Jeszcze raz rzuciła okiem na zegar: dochodziła siódma. Steve przyjdzie lada moment. Ziemniaki są gotowe, usmażone według przepisu z Południa kurczę idealnie chrupiące, a stół nakryty do kolacji. Nie musiała to być kolacja w romantycznym stylu. Ze Steve'em nic nie „musiało być”. Spędzając z nim tyle czasu wiedziała jak starannie unika posuniętej za daleko intymności, podobnie jak wyczuwała wzrastające między nimi napięcie. Mimo swej samotności nie był mężczyzną narzucającym się kobiecie. Absolutnie się nie bała że tego wieczoru coś się stanie, chyba że sama by tego zechciała.
Opierając się o parapet, poszukała wzrokiem świateł jego półciężarówki. Myślała o kochaniu się z nim i o tym, że jej uczucia dla niego są jak nie spełniona obietnica.
Wdepnęła głupio w tyle niezręcznych sytuacji! Johnny był jej najgorszą ale nie jedyną pomyłką. Jeśli ma kiedykolwiek nabrać do siebie szacunku, to z pewnością musi stać się twardsza i myśleć bardziej realistycznie. Ale Steve to nie Johnny.
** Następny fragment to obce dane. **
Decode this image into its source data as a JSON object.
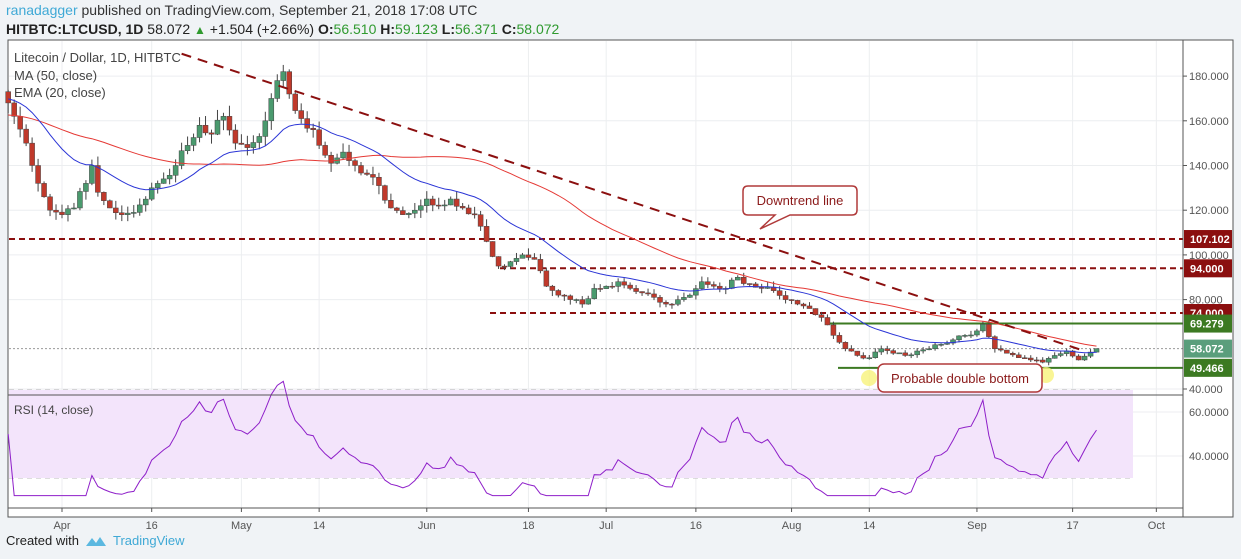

Nigdy nawet nie próbował jej wykorzystać. I chociaż nie miała pewności co do jego uczuć, wiedziała dokładnie, co sama czuje. Pożądanie, tęsknotę, szacunek, zaufanie, miłość. Już za późno, by zaprzeczyć, iż jest w tym mężczyźnie niebezpiecznie, głęboko zakochana.